Hoy temprano pensaba -y lo sigo pensando- que está bien que
Cristina marque la cancha, que ponga condiciones para ir a la reelección y que utilice este momento, donde acumula una intención de voto y una imagen que seguramente nunca más va a tener, para presionar y a la vez sacarse de encima al vez un montón de presiones. No debe ser fácil convivir con un sindicalismo que pide y pide, desde aumentos de sueldos hasta espacios de poder. Lo que hace el sindicalismo está bien. Al fin y al cabo esa es su razón de ser. Lo que hace
Cristina también.
Si algo me preocupa, empero, es notar cierta ausencia de canales de comunicación para manejar algunos asuntos. Me preocupa que no hace dos meses, ante una jugada extraña de Suiza,
Hugo Moyano haya amenazado con un paro que a todas luces hubiera sido contra
Cristina, y que ahora la presidenta lance un discurso como el de ayer en
José C. Paz.

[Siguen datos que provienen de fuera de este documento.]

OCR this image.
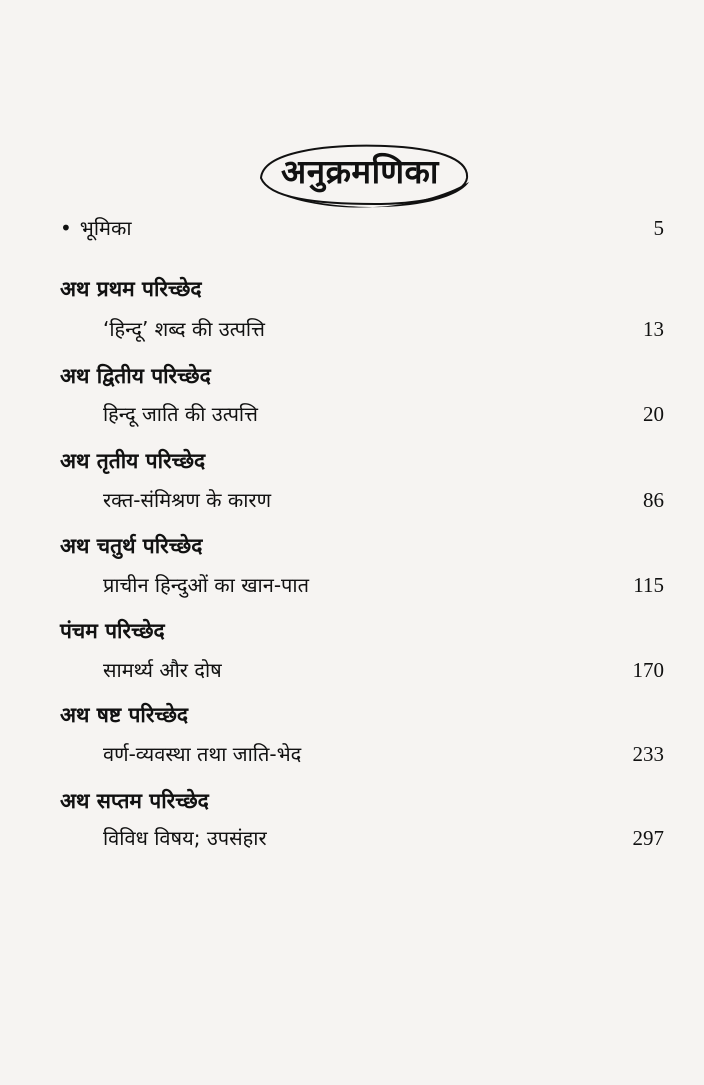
अनुक्रमणिका
• भूमिका	5
अथ प्रथम परिच्छेद
‘हिन्दू’ शब्द की उत्पत्ति	13
अथ द्वितीय परिच्छेद
हिन्दू जाति की उत्पत्ति	20
अथ तृतीय परिच्छेद
रक्त-संमिश्रण के कारण	86
अथ चतुर्थ परिच्छेद
प्राचीन हिन्दुओं का खान-पात	115
पंचम परिच्छेद
सामर्थ्य और दोष	170
अथ षष्ट परिच्छेद
वर्ण-व्यवस्था तथा जाति-भेद	233
अथ सप्तम परिच्छेद
विविध विषय; उपसंहार	297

Es que parece que lo que está faltando es una mesa de diálogo que reemplace lo que hacía Néstor y no puedo menos que entrecerrar los ojos cuando observo este panorama porque anuncia que más tarde o más temprano habrá movimientos bruscos.Las elecciones pasan pero la tensión cotidiana sigue, lo mismo que las paritarias y la necesidad de rescatar a los millones que siguen a la intemperie.